Rien, dans les dernières données économiques canadiennes et mondiales, n'est venu fondamentalement changer le portrait de la situation que l'on pouvait dresser au début de l'année, a affirmé l'institution gouvernée par David Dodge. «On estime toujours que, cette année et l'an prochain, la croissance proviendra principalement de la demande intérieure, a-t-elle expliqué dans son communiqué. Conformément à l'analyse exposée [par la banque en avril et en janvier], l'économie canadienne devrait tourner de nouveau à plein régime au second semestre de 2006, et l'inflation mesurée par l'indice de référence, remonter à 2 % vers la fin de la même année.»

À la lumière de ces projections, «une réduction du degré de détente monétaire sera requise au fil du temps», a-t-elle répété, pour autant que ne se concrétisent pas les risques «liés en grande partie aux changements en cours sur la scène mondiale».
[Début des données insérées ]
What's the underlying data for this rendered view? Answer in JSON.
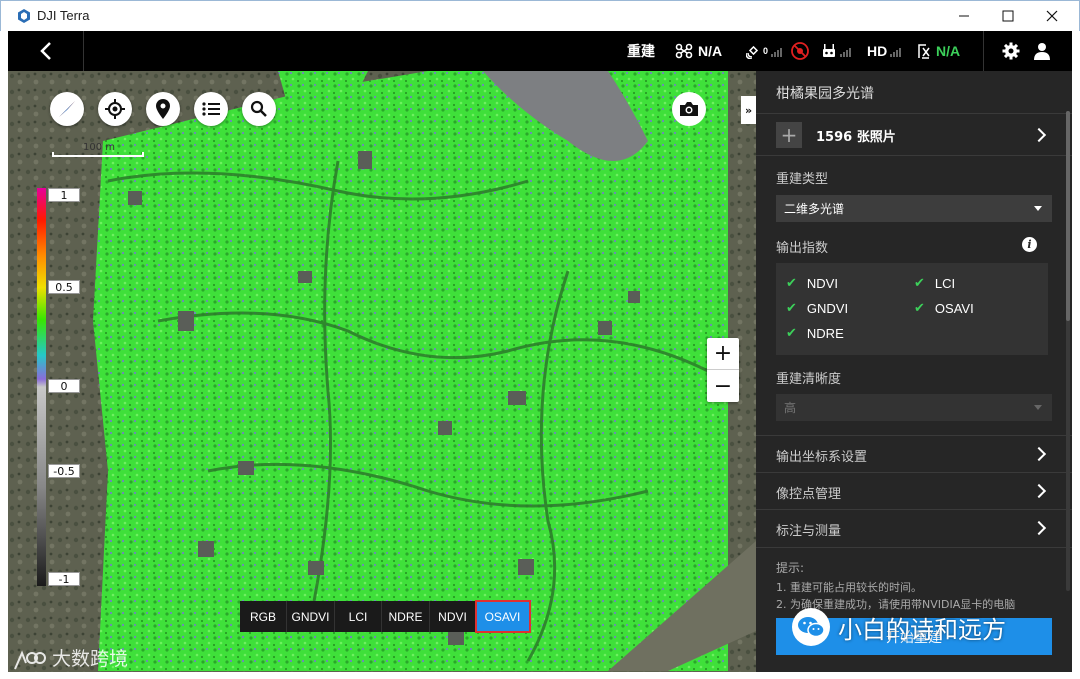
{
  "window": {
    "title": "DJI Terra",
    "min": "—",
    "max": "☐",
    "close": "✕"
  },
  "topbar": {
    "back_icon": "chevron-left-icon",
    "mode": "重建",
    "drone_status": "N/A",
    "hd_label": "HD",
    "battery_status": "N/A",
    "accent_green": "#3cd05a"
  },
  "map": {
    "scale_label": "100 m",
    "legend_ticks": [
      "1",
      "0.5",
      "0",
      "-0.5",
      "-1"
    ],
    "zoom_in": "+",
    "zoom_out": "−",
    "collapse": "»",
    "index_tabs": [
      {
        "label": "RGB",
        "active": false
      },
      {
        "label": "GNDVI",
        "active": false
      },
      {
        "label": "LCI",
        "active": false
      },
      {
        "label": "NDRE",
        "active": false
      },
      {
        "label": "NDVI",
        "active": false
      },
      {
        "label": "OSAVI",
        "active": true
      }
    ],
    "watermark": "大数跨境"
  },
  "panel": {
    "title": "柑橘果园多光谱",
    "photos": "1596 张照片",
    "add_icon": "plus-icon",
    "recon_type_label": "重建类型",
    "recon_type_value": "二维多光谱",
    "output_index_label": "输出指数",
    "info_icon": "i",
    "indices": [
      {
        "name": "NDVI",
        "checked": true
      },
      {
        "name": "LCI",
        "checked": true
      },
      {
        "name": "GNDVI",
        "checked": true
      },
      {
        "name": "OSAVI",
        "checked": true
      },
      {
        "name": "NDRE",
        "checked": true
      }
    ],
    "check_mark": "✔",
    "resolution_label": "重建清晰度",
    "resolution_value": "高",
    "coord_settings": "输出坐标系设置",
    "gcp": "像控点管理",
    "annotate": "标注与测量",
    "tips_title": "提示:",
    "tips": [
      "1. 重建可能占用较长的时间。",
      "2. 为确保重建成功，请使用带NVIDIA显卡的电脑"
    ],
    "start_button": "开始重建",
    "accent_blue": "#1e8fe8"
  },
  "watermark_right": "小白的诗和远方"
}
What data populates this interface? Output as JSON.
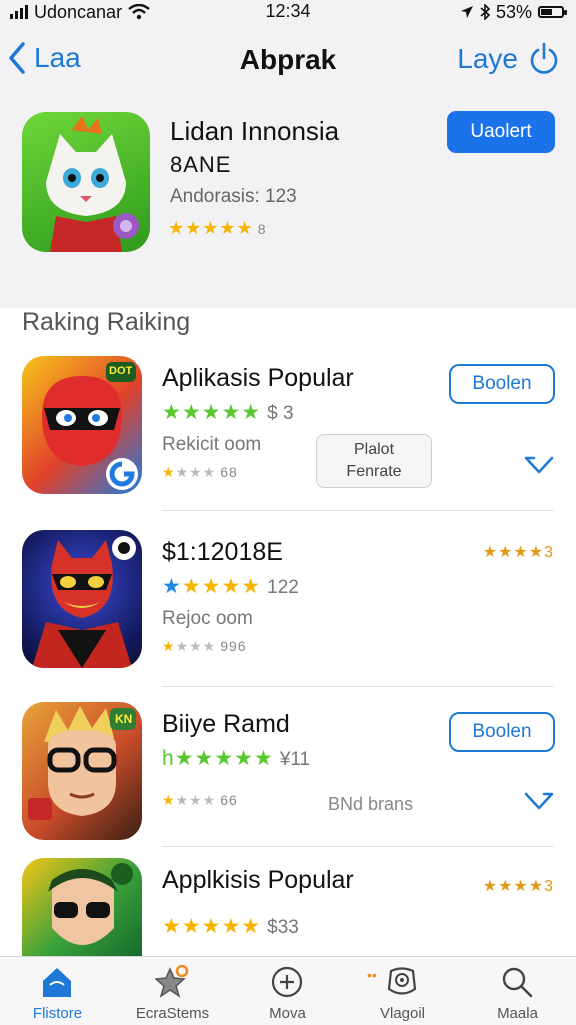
{
  "status_bar": {
    "carrier": "Udoncanar",
    "time": "12:34",
    "battery": "53%",
    "battery_level": 0.53
  },
  "nav": {
    "back_label": "Laa",
    "title": "Abprak",
    "right_label": "Laye"
  },
  "featured": {
    "title": "Lidan Innonsia",
    "subtitle": "8ANE",
    "meta": "Andorasis: 123",
    "stars": "★★★★★",
    "star_note": "8",
    "button": "Uaolert"
  },
  "section_title": "Raking Raiking",
  "apps": [
    {
      "name": "Aplikasis Popular",
      "stars": "★★★★★",
      "star_color": "#5ac72e",
      "rating_text": "$ 3",
      "meta": "Rekicit oom",
      "small_stars_filled": "★",
      "small_stars_empty": "★★★",
      "small_stars_num": "68",
      "button": "Boolen",
      "grey_button_line1": "Plalot",
      "grey_button_line2": "Fenrate",
      "icon_badge": "DOT"
    },
    {
      "name": "$1:12018E",
      "stars": "★★★★★",
      "star_color": "#f4b400",
      "rating_text": "122",
      "meta": "Rejoc oom",
      "small_stars_filled": "★",
      "small_stars_empty": "★★★",
      "small_stars_num": "996",
      "rating_right": "★★★★3"
    },
    {
      "name": "Biiye Ramd",
      "stars": "★★★★★",
      "star_color": "#5ac72e",
      "rating_text": "¥11",
      "meta_prefix": "h",
      "small_stars_filled": "★",
      "small_stars_empty": "★★★",
      "small_stars_num": "66",
      "right_text": "BNd brans",
      "button": "Boolen",
      "icon_badge": "KN"
    },
    {
      "name": "Applkisis Popular",
      "stars": "★★★★★",
      "star_color": "#f4b400",
      "rating_text": "$33",
      "rating_right": "★★★★3"
    }
  ],
  "tabs": [
    {
      "label": "Flistore",
      "icon": "store-icon"
    },
    {
      "label": "EcraStems",
      "icon": "star-icon"
    },
    {
      "label": "Mova",
      "icon": "plus-circle-icon"
    },
    {
      "label": "Vlagoil",
      "icon": "compass-icon"
    },
    {
      "label": "Maala",
      "icon": "search-icon"
    }
  ],
  "colors": {
    "accent": "#1e78d6",
    "button_fill": "#1a73e8",
    "star_gold": "#f4b400",
    "star_green": "#5ac72e"
  }
}
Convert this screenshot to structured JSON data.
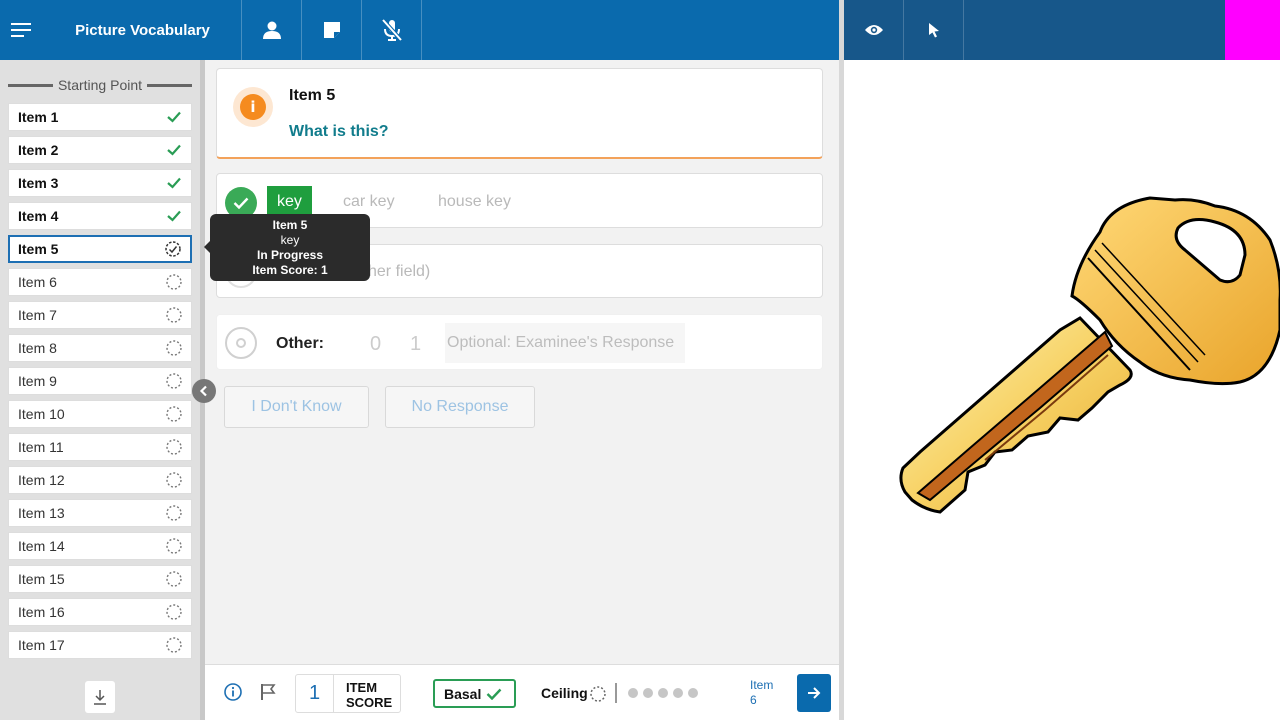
{
  "app": {
    "title": "Picture Vocabulary"
  },
  "sidebar": {
    "starting_point_label": "Starting Point",
    "items": [
      {
        "label": "Item 1",
        "status": "complete"
      },
      {
        "label": "Item 2",
        "status": "complete"
      },
      {
        "label": "Item 3",
        "status": "complete"
      },
      {
        "label": "Item 4",
        "status": "complete"
      },
      {
        "label": "Item 5",
        "status": "in-progress"
      },
      {
        "label": "Item 6",
        "status": "not-started"
      },
      {
        "label": "Item 7",
        "status": "not-started"
      },
      {
        "label": "Item 8",
        "status": "not-started"
      },
      {
        "label": "Item 9",
        "status": "not-started"
      },
      {
        "label": "Item 10",
        "status": "not-started"
      },
      {
        "label": "Item 11",
        "status": "not-started"
      },
      {
        "label": "Item 12",
        "status": "not-started"
      },
      {
        "label": "Item 13",
        "status": "not-started"
      },
      {
        "label": "Item 14",
        "status": "not-started"
      },
      {
        "label": "Item 15",
        "status": "not-started"
      },
      {
        "label": "Item 16",
        "status": "not-started"
      },
      {
        "label": "Item 17",
        "status": "not-started"
      }
    ]
  },
  "tooltip": {
    "title": "Item 5",
    "word": "key",
    "status": "In Progress",
    "score": "Item Score: 1"
  },
  "question": {
    "item_label": "Item 5",
    "prompt": "What is this?"
  },
  "responses": {
    "correct": "key",
    "alt1": "car key",
    "alt2": "house key"
  },
  "other_field": {
    "placeholder_fragment": "her field)"
  },
  "other": {
    "label": "Other:",
    "score0": "0",
    "score1": "1",
    "input_placeholder": "Optional: Examinee's Response"
  },
  "buttons": {
    "dont_know": "I Don't Know",
    "no_response": "No Response"
  },
  "footer": {
    "item_score_value": "1",
    "item_score_line1": "ITEM",
    "item_score_line2": "SCORE",
    "basal_label": "Basal",
    "ceiling_label": "Ceiling",
    "next_line1": "Item",
    "next_line2": "6"
  },
  "colors": {
    "header_blue": "#0a6aad",
    "header_dark": "#17578a",
    "correct_green": "#1f9e3e",
    "accent_orange": "#f58b1f",
    "prompt_teal": "#117c8c",
    "debug_magenta": "#ff00ff"
  },
  "icons": {
    "menu": "menu-icon",
    "examinee": "person-icon",
    "notes": "note-icon",
    "mic": "mic-off-icon",
    "preview": "eye-icon",
    "pointer": "cursor-icon"
  }
}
Pour la plupart des analystes, cela veut dire que la première hausse de 25 points de base du taux cible des fonds à un jour de la banque ne se produira pas avant l'automne. «On garde encore espoir que cela se produise en juillet, dit Paul-André Pinsonnault, mais il faudra pour cela rapidement des indices clairs d'une accélération de la croissance économique.»

Ne vois-tu rien venir?

Et ces indices tardent à apparaître. On a beau avoir appris, mardi, que l'indicateur avancé composite a progressé, en avril, comme il ne l'avait pas fait au Canada depuis l'automne, ce résultat est largement faussé par l'euphorie boursière des deux premiers mois de l'année, note Benoît P. Durocher, économiste au Mouvement Desjardins.

On attend surtout l'annonce d'une embellie sur le front du commerce extérieur. Elle ne viendra pas des résultats économiques pour les trois premiers mois, qui doivent être dévoilés, au pays, la semaine prochaine, pense l'économiste. «On sait déjà que la situation a continué à se dégrader au premier trimestre, dit Benoît P. Durocher. Il nous reste à voir, et à espérer, que le phénomène s'essoufflera au deuxième trimestre et qu'il commencera à se renverser au troisième et au quatrième trimestre.»

Les problèmes de ce côté sont toujours les mêmes, dit-il. Il s'agit des taux de change et de l'appréciation du dollar canadien. Plusieurs entreprises canadiennes en ont bien profité pour acheter l'équipement qui leur permettra d'améliorer leur productivité, mais la situation reste difficile pour ceux qui ont des clients à l'étranger. Le léger recul du huard des dernières semaines constitue, pour eux, un moment de répit fort apprécié.

Il y a aussi le risque d'un tassement de la demande dans notre principal marché d'exportation, poursuit-il. Les dernières statistiques font craindre, en effet, un ralentissement économique plus prononcé que prévu aux États-Unis dans les prochains mois. Sans parler du prix du pétrole, qui est revenu à un niveau plus raisonnable mais qui reste soumis à de fortes pressions inflationnistes.

D'autres facteurs influent toutefois dans l'autre sens. La prodigalité des dernières semaines du gouvernement fédéral, avec ses milliards promis à l'Ontario, aux garderies et aux aéroports, ne manquera pas de vitaminer encore un peu plus le marché intérieur, dit par exemple Paul-André Pinsonnault. «Il faudra bien, à un moment donné, tenir compte de ces annonces qui auront un effet expansionniste sur l'économie.»

La prochaine annonce de taux de la Banque du Canada est prévue pour le 12 juillet, soit deux jours avant la Mise à jour de son Rapport sur la politique monétaire. La banque centrale canadienne a pour principale mission de garder l'inflation aux alentours d'un taux cible de 2 %. Son indice de référence, mesurant les prix à la consommation à l'exception des facteurs les plus volatils comme l'énergie et l'alimentation, n'a pas dépassé cette marque depuis décembre 2003; il s'élevait à 1,7 % le mois dernier.